In a brief court filing, prosecutors said they would not object if the judge presiding over the case appointed Judge Raymond J. Dearie of the Federal District Court in Brooklyn as special master to oversee an evaluation of the trove of sensitive materials seized from Mr. Trump’s estate, Mar-a-Lago.
Mr. Trump’s lawyers and lawyers for the Justice Department are also engaged in a separate court fight over how a potential special master should review the seized documents. Mr. Trump wants an expansive review that would scrutinize all of the materials for items protected by attorney-client or executive privilege; the Justice Department wants a narrower review excluding about 100 documents bearing labels marking them as classified.

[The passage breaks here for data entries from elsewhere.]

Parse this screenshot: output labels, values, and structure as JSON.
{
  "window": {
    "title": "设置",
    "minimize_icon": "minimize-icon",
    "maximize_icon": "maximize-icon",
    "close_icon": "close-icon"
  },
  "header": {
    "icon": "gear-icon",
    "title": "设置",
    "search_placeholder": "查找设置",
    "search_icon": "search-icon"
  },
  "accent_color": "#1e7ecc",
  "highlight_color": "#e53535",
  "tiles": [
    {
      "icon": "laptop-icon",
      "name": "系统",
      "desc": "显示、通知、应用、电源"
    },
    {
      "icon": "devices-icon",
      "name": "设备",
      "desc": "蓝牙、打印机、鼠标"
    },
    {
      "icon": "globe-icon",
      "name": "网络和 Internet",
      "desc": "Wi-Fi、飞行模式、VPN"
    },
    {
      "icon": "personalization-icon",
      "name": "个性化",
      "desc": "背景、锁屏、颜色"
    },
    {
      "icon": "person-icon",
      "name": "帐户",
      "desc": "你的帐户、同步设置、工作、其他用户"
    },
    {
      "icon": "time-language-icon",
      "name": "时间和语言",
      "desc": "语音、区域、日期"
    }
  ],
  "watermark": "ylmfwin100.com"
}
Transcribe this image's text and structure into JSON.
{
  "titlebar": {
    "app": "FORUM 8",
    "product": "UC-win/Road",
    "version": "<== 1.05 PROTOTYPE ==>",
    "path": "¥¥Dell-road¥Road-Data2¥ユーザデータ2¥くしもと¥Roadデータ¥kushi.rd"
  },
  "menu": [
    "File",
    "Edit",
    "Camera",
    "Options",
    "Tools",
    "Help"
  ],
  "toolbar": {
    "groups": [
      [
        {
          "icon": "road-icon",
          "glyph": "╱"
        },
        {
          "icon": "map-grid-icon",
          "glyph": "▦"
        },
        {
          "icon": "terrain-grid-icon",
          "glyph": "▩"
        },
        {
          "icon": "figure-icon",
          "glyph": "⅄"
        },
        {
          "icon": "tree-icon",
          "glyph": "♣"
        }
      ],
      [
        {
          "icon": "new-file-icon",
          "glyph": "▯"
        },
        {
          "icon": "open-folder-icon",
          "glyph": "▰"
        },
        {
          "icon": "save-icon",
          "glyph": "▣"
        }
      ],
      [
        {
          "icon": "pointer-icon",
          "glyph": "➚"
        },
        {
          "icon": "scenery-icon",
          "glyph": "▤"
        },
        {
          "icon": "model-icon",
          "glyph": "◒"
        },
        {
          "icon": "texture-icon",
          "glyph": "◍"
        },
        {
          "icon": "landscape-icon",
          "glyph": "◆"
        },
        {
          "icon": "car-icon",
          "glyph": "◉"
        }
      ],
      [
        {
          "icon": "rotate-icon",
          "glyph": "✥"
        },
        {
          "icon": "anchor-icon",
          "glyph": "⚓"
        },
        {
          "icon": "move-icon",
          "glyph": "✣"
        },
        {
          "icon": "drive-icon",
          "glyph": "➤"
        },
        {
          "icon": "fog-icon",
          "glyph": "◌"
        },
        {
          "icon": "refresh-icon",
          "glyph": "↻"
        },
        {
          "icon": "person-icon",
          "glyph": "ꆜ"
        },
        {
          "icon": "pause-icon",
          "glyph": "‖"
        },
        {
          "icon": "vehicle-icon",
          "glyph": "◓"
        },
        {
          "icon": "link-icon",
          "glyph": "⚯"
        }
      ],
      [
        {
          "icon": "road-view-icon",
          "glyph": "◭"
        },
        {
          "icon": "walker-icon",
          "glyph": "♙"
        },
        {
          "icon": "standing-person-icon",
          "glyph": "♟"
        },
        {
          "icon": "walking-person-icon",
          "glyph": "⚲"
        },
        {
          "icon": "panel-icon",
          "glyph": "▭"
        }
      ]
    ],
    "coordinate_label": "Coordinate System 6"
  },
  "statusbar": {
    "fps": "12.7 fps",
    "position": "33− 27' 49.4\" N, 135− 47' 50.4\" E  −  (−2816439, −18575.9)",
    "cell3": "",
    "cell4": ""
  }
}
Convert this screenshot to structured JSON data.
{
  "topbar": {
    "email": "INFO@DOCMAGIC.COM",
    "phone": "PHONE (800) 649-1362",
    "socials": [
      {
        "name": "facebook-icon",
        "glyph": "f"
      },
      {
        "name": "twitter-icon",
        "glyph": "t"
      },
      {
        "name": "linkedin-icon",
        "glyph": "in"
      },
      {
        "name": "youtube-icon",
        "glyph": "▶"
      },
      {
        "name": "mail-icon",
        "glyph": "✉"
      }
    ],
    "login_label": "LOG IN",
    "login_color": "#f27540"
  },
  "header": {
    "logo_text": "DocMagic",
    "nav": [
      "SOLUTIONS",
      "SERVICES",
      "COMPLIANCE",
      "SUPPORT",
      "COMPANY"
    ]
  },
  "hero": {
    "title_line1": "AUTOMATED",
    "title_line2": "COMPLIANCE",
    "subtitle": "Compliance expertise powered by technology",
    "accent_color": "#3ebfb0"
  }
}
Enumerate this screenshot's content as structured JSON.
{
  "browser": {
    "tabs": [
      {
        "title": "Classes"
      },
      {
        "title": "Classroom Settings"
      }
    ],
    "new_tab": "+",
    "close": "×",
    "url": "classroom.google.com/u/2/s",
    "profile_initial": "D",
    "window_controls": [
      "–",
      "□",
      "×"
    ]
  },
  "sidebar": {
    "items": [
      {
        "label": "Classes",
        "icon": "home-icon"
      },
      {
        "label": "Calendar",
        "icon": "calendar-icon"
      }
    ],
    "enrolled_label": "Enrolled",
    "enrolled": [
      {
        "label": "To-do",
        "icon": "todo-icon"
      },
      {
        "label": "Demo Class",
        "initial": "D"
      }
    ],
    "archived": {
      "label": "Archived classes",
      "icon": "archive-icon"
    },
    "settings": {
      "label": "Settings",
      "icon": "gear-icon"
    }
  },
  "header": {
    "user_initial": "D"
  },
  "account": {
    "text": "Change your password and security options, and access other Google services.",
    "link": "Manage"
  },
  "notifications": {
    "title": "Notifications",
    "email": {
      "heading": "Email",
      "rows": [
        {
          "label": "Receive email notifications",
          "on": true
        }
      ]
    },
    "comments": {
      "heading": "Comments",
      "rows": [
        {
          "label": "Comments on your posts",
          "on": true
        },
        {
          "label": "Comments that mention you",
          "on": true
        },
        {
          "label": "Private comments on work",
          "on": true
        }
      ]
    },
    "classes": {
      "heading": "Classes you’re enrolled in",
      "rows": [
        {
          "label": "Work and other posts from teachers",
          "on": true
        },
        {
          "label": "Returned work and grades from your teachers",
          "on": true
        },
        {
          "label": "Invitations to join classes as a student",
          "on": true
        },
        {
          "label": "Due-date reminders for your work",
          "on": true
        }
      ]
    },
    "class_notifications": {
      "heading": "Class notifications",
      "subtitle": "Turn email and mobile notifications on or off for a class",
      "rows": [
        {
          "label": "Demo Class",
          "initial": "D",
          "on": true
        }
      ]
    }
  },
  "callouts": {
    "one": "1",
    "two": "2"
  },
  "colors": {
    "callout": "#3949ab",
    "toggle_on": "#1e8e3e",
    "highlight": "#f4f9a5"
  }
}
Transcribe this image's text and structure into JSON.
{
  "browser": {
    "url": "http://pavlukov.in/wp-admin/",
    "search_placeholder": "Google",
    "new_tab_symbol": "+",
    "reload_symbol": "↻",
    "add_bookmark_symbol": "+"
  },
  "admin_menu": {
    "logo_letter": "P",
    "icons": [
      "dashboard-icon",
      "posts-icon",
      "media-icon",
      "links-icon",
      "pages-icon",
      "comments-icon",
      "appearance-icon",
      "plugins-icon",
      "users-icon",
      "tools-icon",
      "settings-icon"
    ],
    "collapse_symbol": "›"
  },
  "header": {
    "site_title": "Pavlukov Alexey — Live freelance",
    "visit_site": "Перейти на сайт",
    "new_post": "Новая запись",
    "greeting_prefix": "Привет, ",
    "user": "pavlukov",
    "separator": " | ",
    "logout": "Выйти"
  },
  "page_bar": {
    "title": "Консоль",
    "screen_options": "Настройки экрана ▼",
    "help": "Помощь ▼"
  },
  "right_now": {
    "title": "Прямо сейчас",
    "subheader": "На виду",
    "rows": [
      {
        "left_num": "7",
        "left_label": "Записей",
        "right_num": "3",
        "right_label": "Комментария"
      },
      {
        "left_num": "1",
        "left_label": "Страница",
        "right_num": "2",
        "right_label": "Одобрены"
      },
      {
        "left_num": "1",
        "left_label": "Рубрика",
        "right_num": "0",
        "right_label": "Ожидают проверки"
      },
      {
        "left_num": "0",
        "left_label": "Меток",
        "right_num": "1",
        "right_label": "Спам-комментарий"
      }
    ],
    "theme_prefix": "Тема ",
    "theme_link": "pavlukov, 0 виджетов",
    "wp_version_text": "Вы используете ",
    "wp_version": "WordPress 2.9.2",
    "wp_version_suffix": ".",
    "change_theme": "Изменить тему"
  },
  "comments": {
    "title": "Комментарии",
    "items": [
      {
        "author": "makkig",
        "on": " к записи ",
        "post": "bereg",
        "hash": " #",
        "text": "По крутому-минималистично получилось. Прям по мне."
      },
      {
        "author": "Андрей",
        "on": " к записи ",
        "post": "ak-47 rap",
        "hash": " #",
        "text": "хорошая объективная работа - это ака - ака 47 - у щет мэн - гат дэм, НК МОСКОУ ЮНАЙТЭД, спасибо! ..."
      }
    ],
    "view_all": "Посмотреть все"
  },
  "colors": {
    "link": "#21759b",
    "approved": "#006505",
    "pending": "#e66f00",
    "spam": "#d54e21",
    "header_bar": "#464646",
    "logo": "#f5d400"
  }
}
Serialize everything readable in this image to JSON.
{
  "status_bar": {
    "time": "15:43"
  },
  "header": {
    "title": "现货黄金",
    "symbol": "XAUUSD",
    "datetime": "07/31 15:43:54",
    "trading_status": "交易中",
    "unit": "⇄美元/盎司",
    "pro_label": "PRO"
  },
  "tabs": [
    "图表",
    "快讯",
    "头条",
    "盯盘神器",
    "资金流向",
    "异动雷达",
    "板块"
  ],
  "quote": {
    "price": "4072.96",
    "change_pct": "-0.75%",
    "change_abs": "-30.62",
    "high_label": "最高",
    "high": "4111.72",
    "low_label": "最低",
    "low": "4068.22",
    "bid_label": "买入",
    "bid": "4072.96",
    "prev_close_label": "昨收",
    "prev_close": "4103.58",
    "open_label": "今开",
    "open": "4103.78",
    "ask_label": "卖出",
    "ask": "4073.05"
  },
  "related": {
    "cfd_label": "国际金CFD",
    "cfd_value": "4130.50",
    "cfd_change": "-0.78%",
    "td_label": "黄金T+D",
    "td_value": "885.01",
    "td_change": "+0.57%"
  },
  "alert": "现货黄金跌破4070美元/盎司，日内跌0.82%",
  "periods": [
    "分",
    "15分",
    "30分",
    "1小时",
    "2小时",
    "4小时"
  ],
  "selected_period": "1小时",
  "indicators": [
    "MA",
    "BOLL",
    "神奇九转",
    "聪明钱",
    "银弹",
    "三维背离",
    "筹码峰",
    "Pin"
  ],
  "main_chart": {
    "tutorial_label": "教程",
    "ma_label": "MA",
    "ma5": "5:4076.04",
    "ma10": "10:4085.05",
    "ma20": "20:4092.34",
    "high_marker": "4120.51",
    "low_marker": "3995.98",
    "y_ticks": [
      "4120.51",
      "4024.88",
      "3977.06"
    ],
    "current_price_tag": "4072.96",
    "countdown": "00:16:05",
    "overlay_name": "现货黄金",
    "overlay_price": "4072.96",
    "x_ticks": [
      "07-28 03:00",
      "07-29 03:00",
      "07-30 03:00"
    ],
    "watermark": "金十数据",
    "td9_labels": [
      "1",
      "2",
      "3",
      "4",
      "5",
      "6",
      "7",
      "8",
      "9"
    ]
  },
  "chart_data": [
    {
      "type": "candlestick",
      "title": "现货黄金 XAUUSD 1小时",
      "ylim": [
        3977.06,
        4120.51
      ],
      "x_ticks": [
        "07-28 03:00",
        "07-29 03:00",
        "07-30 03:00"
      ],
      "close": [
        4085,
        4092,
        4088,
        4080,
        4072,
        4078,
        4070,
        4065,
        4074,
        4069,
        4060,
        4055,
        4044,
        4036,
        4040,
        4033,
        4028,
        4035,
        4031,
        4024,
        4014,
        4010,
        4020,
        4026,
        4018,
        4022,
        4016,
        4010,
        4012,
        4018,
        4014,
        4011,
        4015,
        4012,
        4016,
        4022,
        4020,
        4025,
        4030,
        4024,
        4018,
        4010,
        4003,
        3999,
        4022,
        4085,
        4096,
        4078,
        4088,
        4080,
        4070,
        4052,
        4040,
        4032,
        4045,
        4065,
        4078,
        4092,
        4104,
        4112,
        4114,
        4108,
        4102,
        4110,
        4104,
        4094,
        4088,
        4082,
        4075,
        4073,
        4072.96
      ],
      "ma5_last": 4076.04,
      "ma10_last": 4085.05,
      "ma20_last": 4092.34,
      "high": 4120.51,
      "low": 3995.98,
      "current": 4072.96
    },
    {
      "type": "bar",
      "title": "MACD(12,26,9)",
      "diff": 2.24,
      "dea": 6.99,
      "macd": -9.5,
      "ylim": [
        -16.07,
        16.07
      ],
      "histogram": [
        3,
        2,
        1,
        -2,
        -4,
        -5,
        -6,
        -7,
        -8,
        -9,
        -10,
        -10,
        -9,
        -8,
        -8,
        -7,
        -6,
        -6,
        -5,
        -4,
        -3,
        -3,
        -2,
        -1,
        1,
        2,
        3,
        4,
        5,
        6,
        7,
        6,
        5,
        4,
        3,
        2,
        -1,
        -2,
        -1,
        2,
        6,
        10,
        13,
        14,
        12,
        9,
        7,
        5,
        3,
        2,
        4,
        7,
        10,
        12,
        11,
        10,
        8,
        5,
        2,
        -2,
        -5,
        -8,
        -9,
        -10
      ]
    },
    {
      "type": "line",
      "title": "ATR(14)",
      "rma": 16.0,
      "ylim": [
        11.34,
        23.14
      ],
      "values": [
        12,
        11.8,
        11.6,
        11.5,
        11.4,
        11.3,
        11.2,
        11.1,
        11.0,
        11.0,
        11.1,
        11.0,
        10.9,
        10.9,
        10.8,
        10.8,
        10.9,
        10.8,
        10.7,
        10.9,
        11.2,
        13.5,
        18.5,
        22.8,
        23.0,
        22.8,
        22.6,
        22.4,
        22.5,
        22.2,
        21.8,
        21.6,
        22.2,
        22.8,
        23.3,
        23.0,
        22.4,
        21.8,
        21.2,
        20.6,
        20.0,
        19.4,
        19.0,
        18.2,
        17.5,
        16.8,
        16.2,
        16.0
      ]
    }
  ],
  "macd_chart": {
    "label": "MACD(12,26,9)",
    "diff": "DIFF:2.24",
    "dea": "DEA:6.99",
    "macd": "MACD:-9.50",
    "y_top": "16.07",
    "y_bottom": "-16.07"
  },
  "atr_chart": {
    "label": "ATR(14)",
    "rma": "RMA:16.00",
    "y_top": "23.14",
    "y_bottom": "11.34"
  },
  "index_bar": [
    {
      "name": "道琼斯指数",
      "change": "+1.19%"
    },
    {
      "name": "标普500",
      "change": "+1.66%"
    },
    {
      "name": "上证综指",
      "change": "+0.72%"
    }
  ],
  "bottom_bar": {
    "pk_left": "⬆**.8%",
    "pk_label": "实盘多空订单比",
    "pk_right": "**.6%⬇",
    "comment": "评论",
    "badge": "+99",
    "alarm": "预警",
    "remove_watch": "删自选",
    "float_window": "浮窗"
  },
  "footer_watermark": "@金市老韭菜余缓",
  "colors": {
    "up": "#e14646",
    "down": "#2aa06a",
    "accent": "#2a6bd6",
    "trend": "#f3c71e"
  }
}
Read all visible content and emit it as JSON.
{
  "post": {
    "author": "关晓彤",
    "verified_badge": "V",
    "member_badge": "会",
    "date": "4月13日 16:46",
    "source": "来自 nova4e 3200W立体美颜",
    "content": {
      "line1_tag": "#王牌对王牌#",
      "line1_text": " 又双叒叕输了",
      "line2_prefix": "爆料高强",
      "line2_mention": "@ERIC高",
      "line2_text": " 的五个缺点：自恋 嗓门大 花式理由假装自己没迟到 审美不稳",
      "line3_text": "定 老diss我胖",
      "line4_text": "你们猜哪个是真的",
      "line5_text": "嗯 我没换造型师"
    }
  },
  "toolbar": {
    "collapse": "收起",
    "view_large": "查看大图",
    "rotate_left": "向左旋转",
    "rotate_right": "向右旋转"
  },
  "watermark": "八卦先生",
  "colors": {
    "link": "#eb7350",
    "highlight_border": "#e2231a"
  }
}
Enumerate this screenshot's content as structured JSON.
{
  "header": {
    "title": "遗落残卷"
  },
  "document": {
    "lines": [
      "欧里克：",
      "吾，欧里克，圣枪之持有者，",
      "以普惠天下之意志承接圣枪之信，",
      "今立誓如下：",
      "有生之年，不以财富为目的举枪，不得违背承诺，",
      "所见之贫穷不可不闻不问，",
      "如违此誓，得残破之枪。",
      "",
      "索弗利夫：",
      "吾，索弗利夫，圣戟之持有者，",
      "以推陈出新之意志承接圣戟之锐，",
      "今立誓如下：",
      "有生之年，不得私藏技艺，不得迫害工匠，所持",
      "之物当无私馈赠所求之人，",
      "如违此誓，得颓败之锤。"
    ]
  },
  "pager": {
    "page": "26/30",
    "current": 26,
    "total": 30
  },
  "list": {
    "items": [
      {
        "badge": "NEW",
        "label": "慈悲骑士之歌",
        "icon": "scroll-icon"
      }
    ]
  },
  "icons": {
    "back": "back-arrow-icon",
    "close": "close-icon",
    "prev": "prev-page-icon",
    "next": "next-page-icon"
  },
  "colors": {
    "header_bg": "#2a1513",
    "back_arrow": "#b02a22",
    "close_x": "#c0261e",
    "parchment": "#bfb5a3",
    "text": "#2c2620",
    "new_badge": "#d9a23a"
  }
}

The decision by the Justice Department to formally accede to one of Mr. Trump’s choices for the special master job was a pullback from the position it set forth on Friday when prosecutors and Mr. Trump’s lawyers filed competing candidates for the position.
Initially, the Justice Department suggested two retired federal judges for the post: Barbara S. Jones, who formerly sat on the Federal District Court for the Southern District of New York, and Thomas B. Griffith, who formerly sat on the Court of Appeals for the District of Columbia Circuit.
The Trump legal team countered with the semiretired Judge Dearie, who sits as a part-time senior judge on the Federal District Court for the Eastern District of New York, and Paul Huck Jr., a former deputy attorney general in Florida. Judge Dearie, who was appointed by President Ronald Reagan, has also served on the Foreign Intelligence Surveillance Court overseeing highly classified matters.
In their filing on Monday, lawyers for the Justice Department said that Ms. Jones, Mr. Griffith and Judge Dearie all had “substantial judicial experience” and were qualified for the special master job. The Justice Department said that Mr. Huck, a former deputy attorney general in Florida, “does not appear to have similar experience.”
Ultimately, the judge overseeing the case, Aileen M. Cannon of the Federal District Court in the Southern District of Florida, will choose the special master.